Psychologist group gives mixed review to president's opioid plan
Calls for more emphasis on nonpharmacological treatments, opposes death penalty for opioid traffickers
The nation’s largest professional psychological organization would like to see treatment emphasized over punishment when it comes to dealing with the opioid crisis. That view from the American Psychological Association (APA) contrasts with the plan this week unveiled by President Trump to address the growing opioid epidemic.
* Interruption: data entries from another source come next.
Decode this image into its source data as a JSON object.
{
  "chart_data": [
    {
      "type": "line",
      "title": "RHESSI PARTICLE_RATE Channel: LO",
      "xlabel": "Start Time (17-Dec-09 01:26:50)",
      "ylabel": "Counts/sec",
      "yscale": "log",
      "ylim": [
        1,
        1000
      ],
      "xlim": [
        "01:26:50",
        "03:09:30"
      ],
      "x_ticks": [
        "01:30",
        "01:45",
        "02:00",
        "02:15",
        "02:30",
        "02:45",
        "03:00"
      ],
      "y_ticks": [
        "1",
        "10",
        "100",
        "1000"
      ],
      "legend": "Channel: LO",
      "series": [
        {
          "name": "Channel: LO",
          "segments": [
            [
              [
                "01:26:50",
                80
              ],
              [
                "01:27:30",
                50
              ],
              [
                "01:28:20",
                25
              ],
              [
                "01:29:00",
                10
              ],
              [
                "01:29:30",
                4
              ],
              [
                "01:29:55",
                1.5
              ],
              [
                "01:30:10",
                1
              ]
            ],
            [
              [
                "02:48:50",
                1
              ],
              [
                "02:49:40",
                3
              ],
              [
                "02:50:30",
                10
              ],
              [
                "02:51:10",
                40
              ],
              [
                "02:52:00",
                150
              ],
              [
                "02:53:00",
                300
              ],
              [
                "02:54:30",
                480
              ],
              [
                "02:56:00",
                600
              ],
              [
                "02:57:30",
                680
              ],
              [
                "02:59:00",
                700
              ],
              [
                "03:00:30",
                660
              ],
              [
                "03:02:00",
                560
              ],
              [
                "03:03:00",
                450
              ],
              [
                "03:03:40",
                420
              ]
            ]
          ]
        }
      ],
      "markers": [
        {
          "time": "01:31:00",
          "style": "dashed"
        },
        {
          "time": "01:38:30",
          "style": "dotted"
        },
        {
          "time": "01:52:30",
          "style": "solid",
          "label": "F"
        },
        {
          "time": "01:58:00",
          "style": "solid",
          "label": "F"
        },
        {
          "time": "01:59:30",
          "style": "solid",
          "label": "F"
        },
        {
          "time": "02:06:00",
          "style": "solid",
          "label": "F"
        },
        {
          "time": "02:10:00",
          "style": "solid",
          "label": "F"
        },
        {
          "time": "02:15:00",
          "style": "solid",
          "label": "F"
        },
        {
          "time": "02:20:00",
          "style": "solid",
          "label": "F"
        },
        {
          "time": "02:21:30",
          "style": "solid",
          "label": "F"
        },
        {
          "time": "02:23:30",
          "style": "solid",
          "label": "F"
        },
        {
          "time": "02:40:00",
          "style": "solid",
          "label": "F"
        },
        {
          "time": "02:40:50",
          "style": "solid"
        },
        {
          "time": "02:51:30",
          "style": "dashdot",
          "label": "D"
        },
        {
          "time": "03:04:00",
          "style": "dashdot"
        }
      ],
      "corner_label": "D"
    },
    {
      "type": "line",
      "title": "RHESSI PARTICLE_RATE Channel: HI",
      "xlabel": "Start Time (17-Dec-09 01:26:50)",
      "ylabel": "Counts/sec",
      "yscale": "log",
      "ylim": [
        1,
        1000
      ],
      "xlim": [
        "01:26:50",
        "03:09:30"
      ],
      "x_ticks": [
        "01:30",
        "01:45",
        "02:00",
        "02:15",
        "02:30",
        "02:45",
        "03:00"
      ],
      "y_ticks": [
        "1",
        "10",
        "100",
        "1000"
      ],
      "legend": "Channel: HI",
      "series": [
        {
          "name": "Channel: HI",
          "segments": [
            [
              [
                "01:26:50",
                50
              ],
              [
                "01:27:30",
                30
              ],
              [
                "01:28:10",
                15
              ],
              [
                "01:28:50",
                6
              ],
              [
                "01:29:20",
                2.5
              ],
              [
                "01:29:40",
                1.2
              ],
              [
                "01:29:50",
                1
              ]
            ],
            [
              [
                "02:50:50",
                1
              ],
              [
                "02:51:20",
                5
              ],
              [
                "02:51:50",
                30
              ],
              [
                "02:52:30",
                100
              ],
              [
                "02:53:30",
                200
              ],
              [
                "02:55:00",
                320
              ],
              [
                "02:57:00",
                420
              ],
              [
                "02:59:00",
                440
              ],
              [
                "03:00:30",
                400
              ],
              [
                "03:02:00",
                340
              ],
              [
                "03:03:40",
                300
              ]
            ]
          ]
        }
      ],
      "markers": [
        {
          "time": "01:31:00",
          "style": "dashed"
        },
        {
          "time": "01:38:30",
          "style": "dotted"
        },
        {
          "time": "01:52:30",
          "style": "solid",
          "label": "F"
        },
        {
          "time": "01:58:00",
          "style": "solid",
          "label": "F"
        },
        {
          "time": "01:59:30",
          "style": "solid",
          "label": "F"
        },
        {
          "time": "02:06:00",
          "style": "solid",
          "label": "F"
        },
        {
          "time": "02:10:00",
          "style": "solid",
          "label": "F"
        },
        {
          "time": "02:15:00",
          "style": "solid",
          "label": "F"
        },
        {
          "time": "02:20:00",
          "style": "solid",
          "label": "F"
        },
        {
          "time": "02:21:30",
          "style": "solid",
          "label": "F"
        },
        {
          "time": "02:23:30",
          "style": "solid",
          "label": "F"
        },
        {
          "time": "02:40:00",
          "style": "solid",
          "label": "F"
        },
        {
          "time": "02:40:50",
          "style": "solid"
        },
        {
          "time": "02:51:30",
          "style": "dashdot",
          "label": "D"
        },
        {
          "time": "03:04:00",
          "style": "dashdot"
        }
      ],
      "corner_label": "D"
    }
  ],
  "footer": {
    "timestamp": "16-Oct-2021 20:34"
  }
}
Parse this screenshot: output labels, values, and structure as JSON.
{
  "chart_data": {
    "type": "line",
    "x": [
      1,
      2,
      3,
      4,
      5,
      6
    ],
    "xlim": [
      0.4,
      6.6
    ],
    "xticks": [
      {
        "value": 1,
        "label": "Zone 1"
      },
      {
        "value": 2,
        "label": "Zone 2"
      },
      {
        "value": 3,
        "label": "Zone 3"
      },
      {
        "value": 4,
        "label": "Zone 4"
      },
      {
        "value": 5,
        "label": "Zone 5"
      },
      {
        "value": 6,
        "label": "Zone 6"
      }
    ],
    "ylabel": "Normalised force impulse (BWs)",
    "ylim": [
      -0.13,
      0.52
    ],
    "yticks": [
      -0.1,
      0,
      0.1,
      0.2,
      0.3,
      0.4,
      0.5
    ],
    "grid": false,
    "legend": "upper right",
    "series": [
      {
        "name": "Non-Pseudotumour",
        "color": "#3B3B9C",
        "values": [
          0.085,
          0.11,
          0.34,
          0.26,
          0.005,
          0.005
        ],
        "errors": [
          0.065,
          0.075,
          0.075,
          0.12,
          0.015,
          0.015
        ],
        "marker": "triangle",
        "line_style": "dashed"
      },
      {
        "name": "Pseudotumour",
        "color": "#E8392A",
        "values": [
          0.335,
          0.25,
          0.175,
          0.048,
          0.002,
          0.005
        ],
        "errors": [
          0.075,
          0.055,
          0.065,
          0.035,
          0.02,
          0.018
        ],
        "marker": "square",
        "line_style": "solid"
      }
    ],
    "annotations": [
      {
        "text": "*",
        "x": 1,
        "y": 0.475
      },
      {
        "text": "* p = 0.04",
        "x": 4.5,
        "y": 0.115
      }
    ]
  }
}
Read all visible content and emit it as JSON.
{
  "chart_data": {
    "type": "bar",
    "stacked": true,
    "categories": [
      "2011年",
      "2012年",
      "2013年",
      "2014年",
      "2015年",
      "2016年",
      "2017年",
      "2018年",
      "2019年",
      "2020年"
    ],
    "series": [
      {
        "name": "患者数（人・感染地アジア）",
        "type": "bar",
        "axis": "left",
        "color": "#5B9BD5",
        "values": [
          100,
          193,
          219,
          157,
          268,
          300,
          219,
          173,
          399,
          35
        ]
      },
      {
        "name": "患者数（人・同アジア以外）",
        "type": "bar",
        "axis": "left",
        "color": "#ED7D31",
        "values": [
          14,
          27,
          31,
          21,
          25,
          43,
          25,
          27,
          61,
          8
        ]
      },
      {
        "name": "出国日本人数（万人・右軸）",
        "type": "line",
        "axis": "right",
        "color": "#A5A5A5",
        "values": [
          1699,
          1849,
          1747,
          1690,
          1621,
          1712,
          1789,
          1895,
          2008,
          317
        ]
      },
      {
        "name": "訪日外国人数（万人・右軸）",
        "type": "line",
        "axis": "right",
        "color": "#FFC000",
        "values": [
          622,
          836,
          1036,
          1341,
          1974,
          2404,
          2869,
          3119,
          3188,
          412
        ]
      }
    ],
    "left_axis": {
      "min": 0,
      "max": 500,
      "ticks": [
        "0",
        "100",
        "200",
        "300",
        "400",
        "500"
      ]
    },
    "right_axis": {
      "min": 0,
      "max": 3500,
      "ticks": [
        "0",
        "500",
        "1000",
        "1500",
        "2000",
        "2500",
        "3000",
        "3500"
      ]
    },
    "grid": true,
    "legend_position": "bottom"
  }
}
“While we are encouraged that the administration is calling much-needed attention to the opioid epidemic in America, President Trump’s focus on prosecution and punishment all the way to the death penalty for some traffickers is ill-advised and extreme,” said Arthur C. Evans Jr., PhD, CEO of the APA.
“We urge the administration and Congress to focus instead on expanding access to nonpharmacological pain management treatments to prevent opioid addiction, and on extending evidence-based treatment and recovery support services to those dealing with an addiction.”
Evans called on policymakers to prioritize work in the following areas:
- Promoting nonpharmacologic treatment for chronic pain, and increasing access to integrated pain management services and comorbid mental health disorders.
- Providing a comprehensive continuum of services for those addicted to opioids, including psychotherapy and counseling as part of medication-assisted treatment and other psychosocial interventions.
- Providing recovery support services, including housing, education and supported employment for those struggling with addiction.
- Expanding the mental health and substance use treatment provider workforce, and improving health care providers’ effectiveness through education and training.
- Increasing investments in research on psychosocial interventions to treat chronic pain, opioid addiction and other substance use disorders.
- Improving the service delivery system by making administrative and infrastructure changes, including by strengthening the enforcement of mental health and substance use parity laws, reforming payment systems, changing child welfare system processes so that families affected by opioid addiction are kept together, and improving the availability and quality of services provided by drug courts.